For this scam and consumer transactions generally, you can apply the SLOW method to disrupt the unpredictable reaction response by substituting a planned response instead. At the onset of the first communication, start with SLOW as a strategy to help you take steps to verify.
S – Slow down – scammers pressure you to react urgently. Don’t! Instead, take a breath and find your calm by doing what is immediately natural to you.
L – Log the contact – write down the information of the email, or phone call. If they are on the phone, you can tell them you will call them back, even if you don’t intend to. Then, disengage.
O – One call – make one call to a primary contact, such as a friend or family member and discuss the incident. It works best if you have pre-established who this will be; someone you can trust no matter what. The contact is a sounding board, who will ask questions and help you get curious about the interaction. Some questions might include:
How do I know the contact is who they say they are? –What proof is there? Where can I verify their contact information that is not part of the communication I received? –Was my credit card charged? What other parties can I contact that might know more about this? How can I be sure this is not a scam?
W – Who cares? Contact another party or organization in your life who cares. The Consumer Assistance Program (CAP) can help you identify scams and report them: 1-800-649-2424 and ago.vermont.gov/cap
Know what to watch out for in computer tech scams, so you can avoid them:
Be wary of pop-ups and unexpected emails/phone calls.
Watch out for security warnings and account renewals.
Don’t trust contact information, like links, URLs and phone numbers provided in unexpected emails.
Never click on links or provide remote access to your computer from an unknown email or source.
If you received an email or pop-up message, you cannot click out of, don’t engage. Instead, shut down, restart, or unplug your device.
If you get a call from “tech support,” hang up.

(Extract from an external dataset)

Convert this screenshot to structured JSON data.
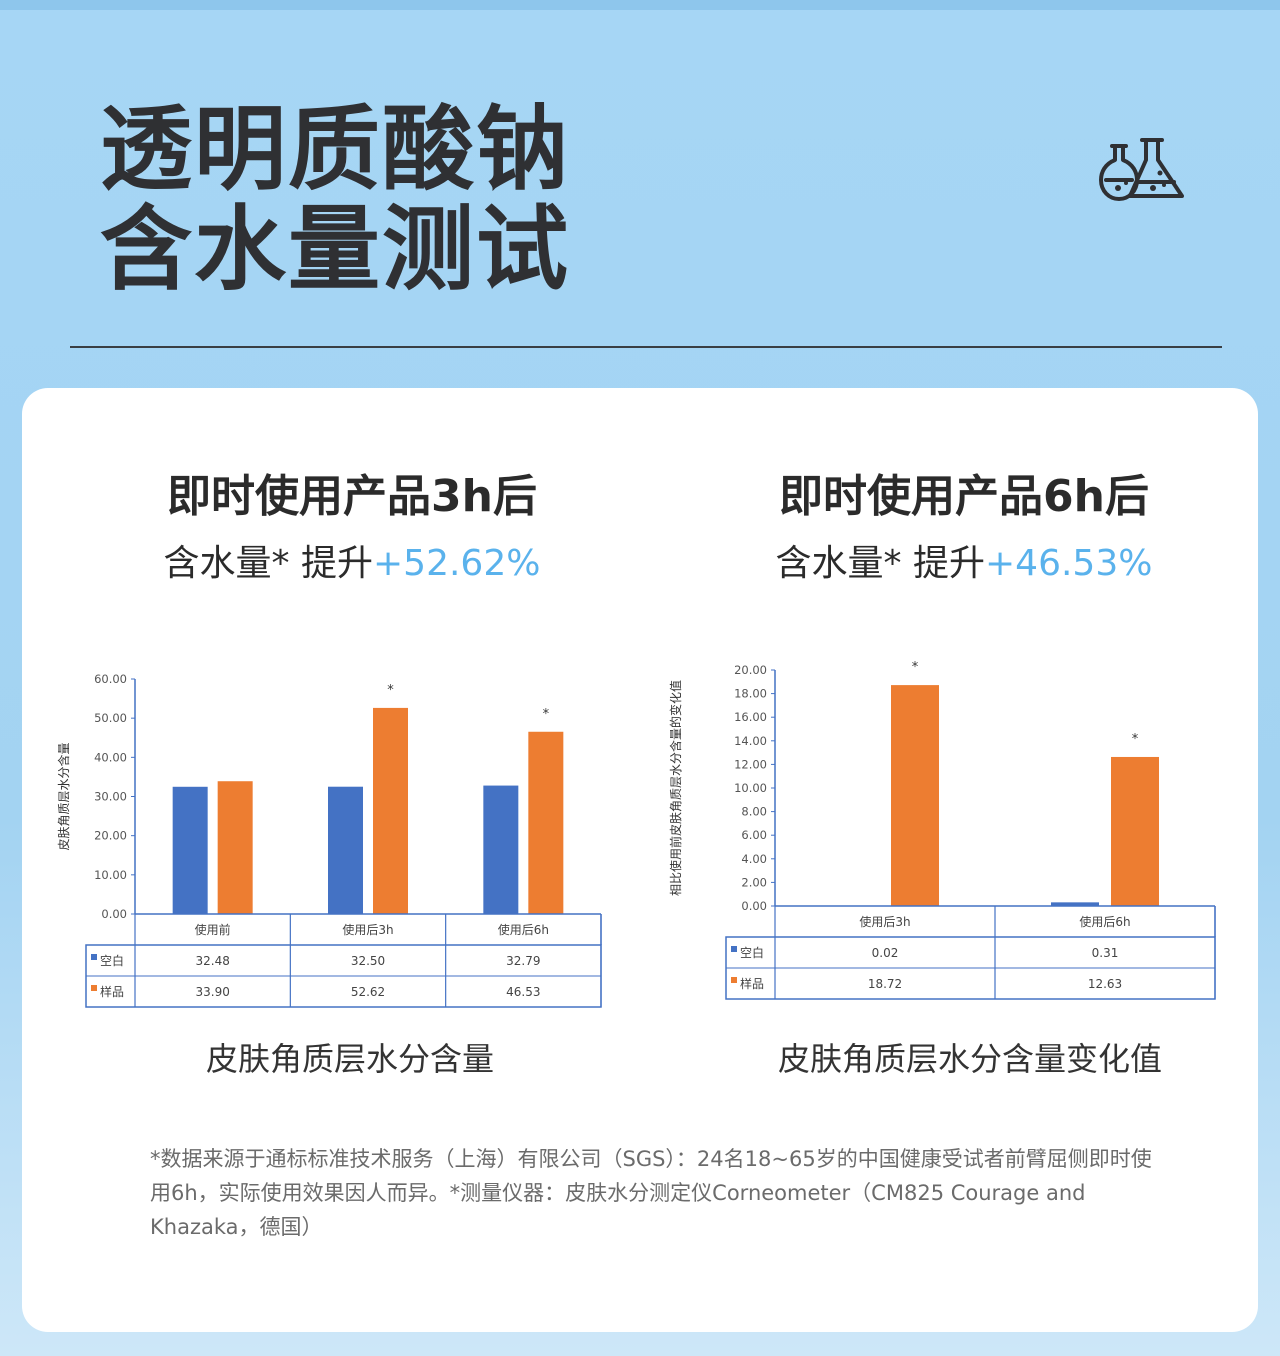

Be careful when searching for tech support online. Some users have been scammed by calling illegitimate phone numbers listed on the internet.
In the age of the internet and free flowing technology scammers hope to capitalize at every turn. You can prevent scams by practicing SLOW in all your consumer transactions now—and commit to being a primary contact for others. Everyone can help stop scams by following a scam prevention plan and sharing scam knowledge with your community.